The constants are plain module-level assignments. They are frequently imported directly and used in str.translate tables or regex character classes.

# Lib/string.py:32
ascii_lowercase = 'abcdefghijklmnopqrstuvwxyz'
ascii_uppercase = 'ABCDEFGHIJKLMNOPQRSTUVWXYZ'
ascii_letters = ascii_lowercase + ascii_uppercase
digits = '0123456789'
hexdigits = digits + 'abcdef' + 'ABCDEF'
octdigits = '01234567'
punctuation = r"""!"#$%&'()*+,-./:;<=>?@[\]^_`{|}~"""
whitespace = ' \t\n\r\x0b\x0c'
printable = digits + ascii_letters + punctuation + whitespace

Formatter._vformat field iteration

_vformat is the loop that alternates between literal text and format fields. It calls the C helper _string.formatter_field_name_split to parse field names, then recurses for nested format specs.

# Lib/string.py:141
def _vformat(self, format_string, args, kwargs, used_args,
recursion_depth, auto_arg_index=0):
if recursion_depth < 0:
raise ValueError('Max string formatting recursion exceeded')
result = []
for literal_text, field_name, format_spec, conversion in \
self.parse(format_string):
if literal_text:
result.append(literal_text)
if field_name is not None:
obj, arg_used = self.get_field(field_name, args, kwargs)
used_args.add(arg_used)
obj = self.convert_field(obj, conversion)
# recurse for nested format specs
format_spec, auto_arg_index = self._vformat(
format_spec, args, kwargs, used_args,
recursion_depth - 1, auto_arg_index)
result.append(self.format_field(obj, format_spec))
return ''.join(result), auto_arg_index

Template and safe_substitute

Template compiles a single regex from the class-level pattern attribute. substitute raises KeyError on missing keys; safe_substitute leaves the placeholder text untouched instead.

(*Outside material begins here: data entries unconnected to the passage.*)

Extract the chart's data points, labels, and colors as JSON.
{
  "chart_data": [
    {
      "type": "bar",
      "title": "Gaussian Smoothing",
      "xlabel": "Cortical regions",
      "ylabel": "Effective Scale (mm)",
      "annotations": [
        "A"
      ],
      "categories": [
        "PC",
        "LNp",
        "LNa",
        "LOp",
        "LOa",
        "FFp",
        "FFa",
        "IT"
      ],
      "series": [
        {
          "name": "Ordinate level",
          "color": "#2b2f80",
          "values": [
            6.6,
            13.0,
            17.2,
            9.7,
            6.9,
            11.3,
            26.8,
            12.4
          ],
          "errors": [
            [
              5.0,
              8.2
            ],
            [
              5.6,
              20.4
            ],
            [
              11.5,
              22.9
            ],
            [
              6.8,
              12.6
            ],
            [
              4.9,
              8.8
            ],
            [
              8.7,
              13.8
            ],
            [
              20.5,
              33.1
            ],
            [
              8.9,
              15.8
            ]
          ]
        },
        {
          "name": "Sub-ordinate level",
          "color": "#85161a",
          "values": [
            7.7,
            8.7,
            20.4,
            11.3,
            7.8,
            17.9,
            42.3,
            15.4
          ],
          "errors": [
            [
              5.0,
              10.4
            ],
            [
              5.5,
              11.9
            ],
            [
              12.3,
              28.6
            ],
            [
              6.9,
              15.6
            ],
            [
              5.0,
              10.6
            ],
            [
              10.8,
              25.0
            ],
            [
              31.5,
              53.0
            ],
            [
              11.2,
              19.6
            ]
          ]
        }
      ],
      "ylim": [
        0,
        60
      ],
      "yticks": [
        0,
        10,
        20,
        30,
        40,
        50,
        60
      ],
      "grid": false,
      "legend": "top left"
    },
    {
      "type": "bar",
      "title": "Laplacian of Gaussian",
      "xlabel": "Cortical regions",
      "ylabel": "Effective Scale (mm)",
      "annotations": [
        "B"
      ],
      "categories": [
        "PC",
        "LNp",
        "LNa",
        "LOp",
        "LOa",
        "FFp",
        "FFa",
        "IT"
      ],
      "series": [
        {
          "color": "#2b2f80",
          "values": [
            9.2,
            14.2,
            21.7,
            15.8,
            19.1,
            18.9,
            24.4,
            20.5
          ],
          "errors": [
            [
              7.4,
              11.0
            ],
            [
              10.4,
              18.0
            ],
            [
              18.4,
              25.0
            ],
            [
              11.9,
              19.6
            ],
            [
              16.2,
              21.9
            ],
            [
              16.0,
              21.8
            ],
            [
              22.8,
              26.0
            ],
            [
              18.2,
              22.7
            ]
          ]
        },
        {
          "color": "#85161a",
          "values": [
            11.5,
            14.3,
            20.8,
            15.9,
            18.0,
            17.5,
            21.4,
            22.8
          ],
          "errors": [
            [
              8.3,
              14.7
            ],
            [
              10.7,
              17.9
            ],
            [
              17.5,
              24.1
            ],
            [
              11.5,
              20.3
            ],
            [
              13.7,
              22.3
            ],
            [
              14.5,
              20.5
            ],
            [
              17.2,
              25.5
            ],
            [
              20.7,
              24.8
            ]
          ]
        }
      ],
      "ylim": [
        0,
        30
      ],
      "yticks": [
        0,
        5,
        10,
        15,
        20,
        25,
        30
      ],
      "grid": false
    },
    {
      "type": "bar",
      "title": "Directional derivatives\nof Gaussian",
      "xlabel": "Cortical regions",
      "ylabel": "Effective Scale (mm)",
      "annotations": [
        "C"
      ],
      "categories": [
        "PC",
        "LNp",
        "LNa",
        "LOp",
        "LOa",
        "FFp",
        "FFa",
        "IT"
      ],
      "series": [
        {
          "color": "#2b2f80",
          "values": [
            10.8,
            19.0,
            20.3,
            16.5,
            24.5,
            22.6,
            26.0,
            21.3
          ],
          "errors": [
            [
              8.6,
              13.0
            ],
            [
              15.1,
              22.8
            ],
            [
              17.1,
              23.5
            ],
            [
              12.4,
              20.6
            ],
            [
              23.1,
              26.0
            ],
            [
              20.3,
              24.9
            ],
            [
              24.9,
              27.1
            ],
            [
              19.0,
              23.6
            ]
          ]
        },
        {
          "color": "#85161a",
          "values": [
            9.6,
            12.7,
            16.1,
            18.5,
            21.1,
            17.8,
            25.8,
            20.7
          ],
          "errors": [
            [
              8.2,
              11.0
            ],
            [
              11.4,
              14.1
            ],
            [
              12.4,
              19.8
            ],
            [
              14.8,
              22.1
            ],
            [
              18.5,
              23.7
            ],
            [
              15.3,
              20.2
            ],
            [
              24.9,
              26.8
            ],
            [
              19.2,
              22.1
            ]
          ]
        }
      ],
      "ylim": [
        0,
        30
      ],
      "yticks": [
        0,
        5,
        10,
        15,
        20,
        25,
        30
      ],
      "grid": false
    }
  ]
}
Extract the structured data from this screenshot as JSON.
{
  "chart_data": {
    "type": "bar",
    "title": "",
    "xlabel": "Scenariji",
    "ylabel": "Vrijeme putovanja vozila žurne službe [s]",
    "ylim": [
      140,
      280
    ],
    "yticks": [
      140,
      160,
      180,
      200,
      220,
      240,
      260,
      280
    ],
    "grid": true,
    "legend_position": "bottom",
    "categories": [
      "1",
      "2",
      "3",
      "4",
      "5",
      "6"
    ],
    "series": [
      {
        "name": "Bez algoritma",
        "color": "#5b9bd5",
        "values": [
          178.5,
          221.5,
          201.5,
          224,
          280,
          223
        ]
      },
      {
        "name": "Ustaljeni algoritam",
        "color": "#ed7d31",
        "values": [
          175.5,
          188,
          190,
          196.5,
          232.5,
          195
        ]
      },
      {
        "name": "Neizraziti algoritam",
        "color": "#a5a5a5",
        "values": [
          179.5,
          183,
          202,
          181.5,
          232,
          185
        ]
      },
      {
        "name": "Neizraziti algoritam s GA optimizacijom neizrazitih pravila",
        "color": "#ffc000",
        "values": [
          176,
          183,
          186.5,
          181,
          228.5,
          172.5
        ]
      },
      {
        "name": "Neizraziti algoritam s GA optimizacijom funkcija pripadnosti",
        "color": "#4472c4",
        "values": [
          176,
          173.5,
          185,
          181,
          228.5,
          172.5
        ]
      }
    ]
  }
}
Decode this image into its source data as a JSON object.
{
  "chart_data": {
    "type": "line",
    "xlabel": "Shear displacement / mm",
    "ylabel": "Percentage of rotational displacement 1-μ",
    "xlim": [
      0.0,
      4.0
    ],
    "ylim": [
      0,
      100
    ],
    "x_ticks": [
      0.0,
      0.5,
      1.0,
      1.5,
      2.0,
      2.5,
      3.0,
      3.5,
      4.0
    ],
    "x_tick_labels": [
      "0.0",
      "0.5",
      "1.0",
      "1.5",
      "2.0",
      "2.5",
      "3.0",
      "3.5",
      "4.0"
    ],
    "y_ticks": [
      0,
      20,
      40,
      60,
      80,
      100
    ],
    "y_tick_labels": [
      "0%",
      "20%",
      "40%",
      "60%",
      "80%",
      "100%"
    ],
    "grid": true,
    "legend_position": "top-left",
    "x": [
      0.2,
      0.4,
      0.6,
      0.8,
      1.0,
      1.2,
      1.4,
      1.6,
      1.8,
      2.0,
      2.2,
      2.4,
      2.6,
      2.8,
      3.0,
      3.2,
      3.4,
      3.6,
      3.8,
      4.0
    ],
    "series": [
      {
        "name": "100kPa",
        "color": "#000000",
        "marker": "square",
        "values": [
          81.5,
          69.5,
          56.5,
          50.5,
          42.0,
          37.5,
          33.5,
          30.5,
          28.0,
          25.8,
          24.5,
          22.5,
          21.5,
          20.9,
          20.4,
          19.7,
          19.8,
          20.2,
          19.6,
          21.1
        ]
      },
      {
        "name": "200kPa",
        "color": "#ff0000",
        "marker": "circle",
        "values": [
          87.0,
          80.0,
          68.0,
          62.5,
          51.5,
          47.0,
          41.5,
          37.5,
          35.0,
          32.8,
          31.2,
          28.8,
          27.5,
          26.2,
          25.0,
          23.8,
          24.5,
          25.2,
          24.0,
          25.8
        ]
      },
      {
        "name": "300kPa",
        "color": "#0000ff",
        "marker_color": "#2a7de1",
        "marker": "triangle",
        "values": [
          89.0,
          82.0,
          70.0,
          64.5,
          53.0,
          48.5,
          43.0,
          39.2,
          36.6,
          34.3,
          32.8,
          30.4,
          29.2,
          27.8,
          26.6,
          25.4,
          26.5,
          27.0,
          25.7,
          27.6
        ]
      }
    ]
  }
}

# Lib/string.py:236 (simplified)
class Template:
delimiter = '$'
idpattern = r'(?a:[_a-z][_a-z0-9]*)'
braceidpattern = None
flags = re.IGNORECASE

def substitute(self, mapping=None, /, **kws):
# raises KeyError / ValueError on bad placeholder
...

def safe_substitute(self, mapping=None, /, **kws):
def convert(mo):
named = mo.group('named') or mo.group('braced')
if named is not None:
try:
return str(mapping[named])
except KeyError:
return mo.group() # leave placeholder intact
if mo.group('escaped') is not None:
return self.delimiter
if mo.group('invalid') is not None:
return mo.group()
raise ValueError('Unrecognized named group in pattern')
return self.pattern.sub(convert, self.template)

gopy notes

  • The nine string constants are straightforward Go const or var strings. printable is a var because it is assembled from other constants.
  • Formatter in CPython leans on _string.formatter_field_name_split and _string.formatter_parser (both C-level). The gopy port must implement these helpers in Go before Formatter.parse and get_field will work.
  • Template.pattern is a class attribute that subclasses can override. In Go this becomes a field on the Template struct set during construction, with a package-level default compiled regex as the fallback.
  • 3.14 added Template.get_identifiers() (returns all valid placeholder names) and Template.is_valid(). Both are thin wrappers over the compiled pattern and should be ported together.